The finding of no significant effect of immunosuppression and malaria infection on the tested cytokines may be due to the fact that HIV and pregnancy suppress IL-2 production. IL-2 enhances immune response and cytokine production; thus, their suppression may lead to the suppression of other cytokines. This may explain the finding of this study. Parasite density was higher in HIV pregnant women with CD4 T-lymphocytes less than 200 cells/µL as compared with their counterparts presented with a CD4 count above 200 cells/µL in our study. This has been reported (34) among people with HIV (male and female; the females were non-pregnant).
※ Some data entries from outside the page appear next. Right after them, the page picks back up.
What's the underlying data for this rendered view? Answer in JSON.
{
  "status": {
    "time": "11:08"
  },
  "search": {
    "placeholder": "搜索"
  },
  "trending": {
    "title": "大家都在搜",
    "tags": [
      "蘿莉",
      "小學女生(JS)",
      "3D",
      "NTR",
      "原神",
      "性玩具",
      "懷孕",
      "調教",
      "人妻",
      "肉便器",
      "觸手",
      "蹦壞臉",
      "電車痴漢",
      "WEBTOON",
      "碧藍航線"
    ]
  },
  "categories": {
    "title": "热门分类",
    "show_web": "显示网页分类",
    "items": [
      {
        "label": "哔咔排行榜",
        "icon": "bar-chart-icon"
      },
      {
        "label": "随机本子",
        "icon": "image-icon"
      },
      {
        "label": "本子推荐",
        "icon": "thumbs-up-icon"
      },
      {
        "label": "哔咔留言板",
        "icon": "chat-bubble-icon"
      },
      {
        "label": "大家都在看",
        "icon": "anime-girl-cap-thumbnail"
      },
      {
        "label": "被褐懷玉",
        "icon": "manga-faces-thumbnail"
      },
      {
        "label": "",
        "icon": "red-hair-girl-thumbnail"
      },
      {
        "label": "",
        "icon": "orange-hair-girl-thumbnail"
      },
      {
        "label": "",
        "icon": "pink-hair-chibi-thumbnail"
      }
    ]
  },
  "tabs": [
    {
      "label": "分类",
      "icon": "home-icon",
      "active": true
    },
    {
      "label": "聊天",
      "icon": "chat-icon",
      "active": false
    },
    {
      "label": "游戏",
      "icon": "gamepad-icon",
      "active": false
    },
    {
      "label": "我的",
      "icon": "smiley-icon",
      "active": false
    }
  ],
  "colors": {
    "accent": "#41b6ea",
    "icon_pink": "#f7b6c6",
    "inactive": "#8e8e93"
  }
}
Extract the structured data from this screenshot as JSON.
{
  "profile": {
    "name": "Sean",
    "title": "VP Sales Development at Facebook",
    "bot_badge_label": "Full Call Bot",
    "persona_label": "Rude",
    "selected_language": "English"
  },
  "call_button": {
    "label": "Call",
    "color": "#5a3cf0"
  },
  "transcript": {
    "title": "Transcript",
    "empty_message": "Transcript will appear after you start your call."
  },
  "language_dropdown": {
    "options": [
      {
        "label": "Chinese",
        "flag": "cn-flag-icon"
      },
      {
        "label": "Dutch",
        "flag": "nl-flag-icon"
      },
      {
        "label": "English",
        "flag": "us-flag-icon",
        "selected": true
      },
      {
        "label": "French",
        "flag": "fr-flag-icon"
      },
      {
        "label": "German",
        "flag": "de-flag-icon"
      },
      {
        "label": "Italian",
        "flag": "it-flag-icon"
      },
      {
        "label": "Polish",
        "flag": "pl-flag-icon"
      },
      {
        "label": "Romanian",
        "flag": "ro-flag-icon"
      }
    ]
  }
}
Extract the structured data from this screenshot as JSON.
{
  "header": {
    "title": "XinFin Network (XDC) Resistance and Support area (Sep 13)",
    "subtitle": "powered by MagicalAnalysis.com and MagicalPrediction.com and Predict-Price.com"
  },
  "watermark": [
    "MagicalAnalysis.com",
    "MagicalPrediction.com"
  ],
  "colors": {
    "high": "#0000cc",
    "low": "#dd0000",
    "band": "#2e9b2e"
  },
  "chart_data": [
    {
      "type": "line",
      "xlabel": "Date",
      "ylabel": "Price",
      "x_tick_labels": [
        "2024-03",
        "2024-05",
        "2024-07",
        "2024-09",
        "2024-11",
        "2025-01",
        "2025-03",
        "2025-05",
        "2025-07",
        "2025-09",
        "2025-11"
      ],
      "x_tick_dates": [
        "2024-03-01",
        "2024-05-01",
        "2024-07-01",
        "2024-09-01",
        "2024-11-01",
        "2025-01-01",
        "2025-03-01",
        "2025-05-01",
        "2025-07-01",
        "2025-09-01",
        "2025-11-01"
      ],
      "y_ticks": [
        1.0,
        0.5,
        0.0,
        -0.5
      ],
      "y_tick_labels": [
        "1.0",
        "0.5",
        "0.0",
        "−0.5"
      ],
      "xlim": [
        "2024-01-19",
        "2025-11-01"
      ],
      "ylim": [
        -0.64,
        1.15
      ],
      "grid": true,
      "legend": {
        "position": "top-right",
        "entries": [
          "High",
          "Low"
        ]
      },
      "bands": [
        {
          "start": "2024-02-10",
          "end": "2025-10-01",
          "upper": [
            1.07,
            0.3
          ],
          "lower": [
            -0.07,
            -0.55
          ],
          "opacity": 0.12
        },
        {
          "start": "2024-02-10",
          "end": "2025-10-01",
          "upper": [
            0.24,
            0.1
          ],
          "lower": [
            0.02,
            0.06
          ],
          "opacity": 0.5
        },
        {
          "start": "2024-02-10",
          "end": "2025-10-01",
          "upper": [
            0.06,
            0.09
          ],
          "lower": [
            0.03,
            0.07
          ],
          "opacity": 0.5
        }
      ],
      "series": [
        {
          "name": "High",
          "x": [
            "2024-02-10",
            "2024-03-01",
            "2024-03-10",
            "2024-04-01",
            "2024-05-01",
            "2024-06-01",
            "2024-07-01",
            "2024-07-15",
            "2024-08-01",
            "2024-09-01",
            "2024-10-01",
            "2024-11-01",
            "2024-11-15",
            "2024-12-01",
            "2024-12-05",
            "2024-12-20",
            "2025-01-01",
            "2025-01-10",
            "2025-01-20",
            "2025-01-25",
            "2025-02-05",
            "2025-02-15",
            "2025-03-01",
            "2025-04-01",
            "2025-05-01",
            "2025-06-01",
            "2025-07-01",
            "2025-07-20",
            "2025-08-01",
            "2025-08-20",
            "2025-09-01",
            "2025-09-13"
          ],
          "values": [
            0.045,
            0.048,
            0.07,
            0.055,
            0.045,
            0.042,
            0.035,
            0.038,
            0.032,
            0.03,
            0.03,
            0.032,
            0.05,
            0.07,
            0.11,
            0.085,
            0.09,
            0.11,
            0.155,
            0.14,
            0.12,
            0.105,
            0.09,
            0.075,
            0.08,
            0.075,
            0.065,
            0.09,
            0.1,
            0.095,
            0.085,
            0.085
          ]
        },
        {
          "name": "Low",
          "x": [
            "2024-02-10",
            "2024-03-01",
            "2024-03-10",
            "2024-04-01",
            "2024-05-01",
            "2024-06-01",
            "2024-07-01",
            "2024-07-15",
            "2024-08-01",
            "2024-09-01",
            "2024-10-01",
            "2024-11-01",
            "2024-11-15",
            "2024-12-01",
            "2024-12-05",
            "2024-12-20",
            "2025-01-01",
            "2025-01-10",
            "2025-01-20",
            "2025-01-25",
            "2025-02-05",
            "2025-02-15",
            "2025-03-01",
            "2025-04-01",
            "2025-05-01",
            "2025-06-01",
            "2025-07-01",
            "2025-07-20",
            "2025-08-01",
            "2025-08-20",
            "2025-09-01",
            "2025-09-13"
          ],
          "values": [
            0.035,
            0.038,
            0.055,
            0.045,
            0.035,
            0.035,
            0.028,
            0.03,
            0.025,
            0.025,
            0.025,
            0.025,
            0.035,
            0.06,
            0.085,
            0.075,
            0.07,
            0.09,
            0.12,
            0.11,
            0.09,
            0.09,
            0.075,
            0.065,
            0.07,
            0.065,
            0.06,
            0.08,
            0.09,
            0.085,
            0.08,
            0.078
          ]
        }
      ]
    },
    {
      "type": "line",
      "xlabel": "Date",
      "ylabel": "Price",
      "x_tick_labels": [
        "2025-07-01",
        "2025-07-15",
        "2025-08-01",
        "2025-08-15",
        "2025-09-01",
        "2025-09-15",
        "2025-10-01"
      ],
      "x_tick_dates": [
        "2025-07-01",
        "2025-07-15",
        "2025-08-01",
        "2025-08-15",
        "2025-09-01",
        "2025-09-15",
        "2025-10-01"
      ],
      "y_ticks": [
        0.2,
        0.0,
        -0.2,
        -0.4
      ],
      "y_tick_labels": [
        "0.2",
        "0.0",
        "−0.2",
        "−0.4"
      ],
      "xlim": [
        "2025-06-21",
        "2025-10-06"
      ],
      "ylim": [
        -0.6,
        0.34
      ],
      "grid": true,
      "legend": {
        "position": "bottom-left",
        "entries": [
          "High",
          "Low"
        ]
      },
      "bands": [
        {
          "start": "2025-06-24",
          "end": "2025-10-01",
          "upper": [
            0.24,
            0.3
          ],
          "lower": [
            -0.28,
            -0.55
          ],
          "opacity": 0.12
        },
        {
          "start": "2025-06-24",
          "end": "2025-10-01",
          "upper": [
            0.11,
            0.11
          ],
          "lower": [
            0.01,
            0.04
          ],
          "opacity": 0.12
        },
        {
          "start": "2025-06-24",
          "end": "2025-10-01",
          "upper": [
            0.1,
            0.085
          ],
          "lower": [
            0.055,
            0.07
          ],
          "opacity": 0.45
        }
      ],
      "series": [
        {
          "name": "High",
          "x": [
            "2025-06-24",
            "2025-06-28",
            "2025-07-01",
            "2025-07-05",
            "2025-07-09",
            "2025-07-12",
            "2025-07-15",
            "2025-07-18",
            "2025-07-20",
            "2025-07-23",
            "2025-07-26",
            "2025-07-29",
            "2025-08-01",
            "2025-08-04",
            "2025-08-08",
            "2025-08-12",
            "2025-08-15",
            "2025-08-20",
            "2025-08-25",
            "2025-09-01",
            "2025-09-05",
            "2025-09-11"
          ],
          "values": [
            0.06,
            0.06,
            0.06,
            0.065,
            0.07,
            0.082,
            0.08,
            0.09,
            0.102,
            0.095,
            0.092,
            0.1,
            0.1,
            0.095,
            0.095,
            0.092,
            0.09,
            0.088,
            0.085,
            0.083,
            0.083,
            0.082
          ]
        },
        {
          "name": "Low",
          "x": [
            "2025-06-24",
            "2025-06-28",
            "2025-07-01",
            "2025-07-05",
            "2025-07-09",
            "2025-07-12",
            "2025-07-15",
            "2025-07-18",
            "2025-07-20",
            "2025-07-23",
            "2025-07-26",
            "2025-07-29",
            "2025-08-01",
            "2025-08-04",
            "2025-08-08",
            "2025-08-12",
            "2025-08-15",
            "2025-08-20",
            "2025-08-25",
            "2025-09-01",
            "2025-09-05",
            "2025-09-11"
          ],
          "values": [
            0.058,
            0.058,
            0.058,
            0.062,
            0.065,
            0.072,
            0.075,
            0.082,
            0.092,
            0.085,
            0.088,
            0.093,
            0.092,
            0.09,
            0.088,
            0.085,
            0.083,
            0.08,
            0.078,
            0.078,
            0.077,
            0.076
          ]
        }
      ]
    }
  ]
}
However, while Kirinyet (34) showed a significant difference in parasite density in these 2 populations, the difference in this study fails to reach statistical significance.
5.1. Conclusions
Among HIV-infected pregnant women, IL-2 (P = 0.0070), IL-10 (P = 0.0179), and IFN-γ (P = 0.1564) values were lower in primiparous women compared with multiparous women. Married pregnant women with HIV had significantly higher IL-2 (P = 0.0085) and IFN-γ (P = 0.0332) levels compared with those that were single, while marital status did not affect the IL-10 level of pregnant women with HIV. Only IL-2 levels of the HIV-infected pregnant women increased significantly (P = 0.0012) with increasing trimester. The tested cytokines levels were lower in those with malaria compared with those without malaria among HIV-infected pregnant women. The data in this study suggest that HIV status and not malaria infection affects cytokines levels of pregnant women co-infected with HIV and malaria.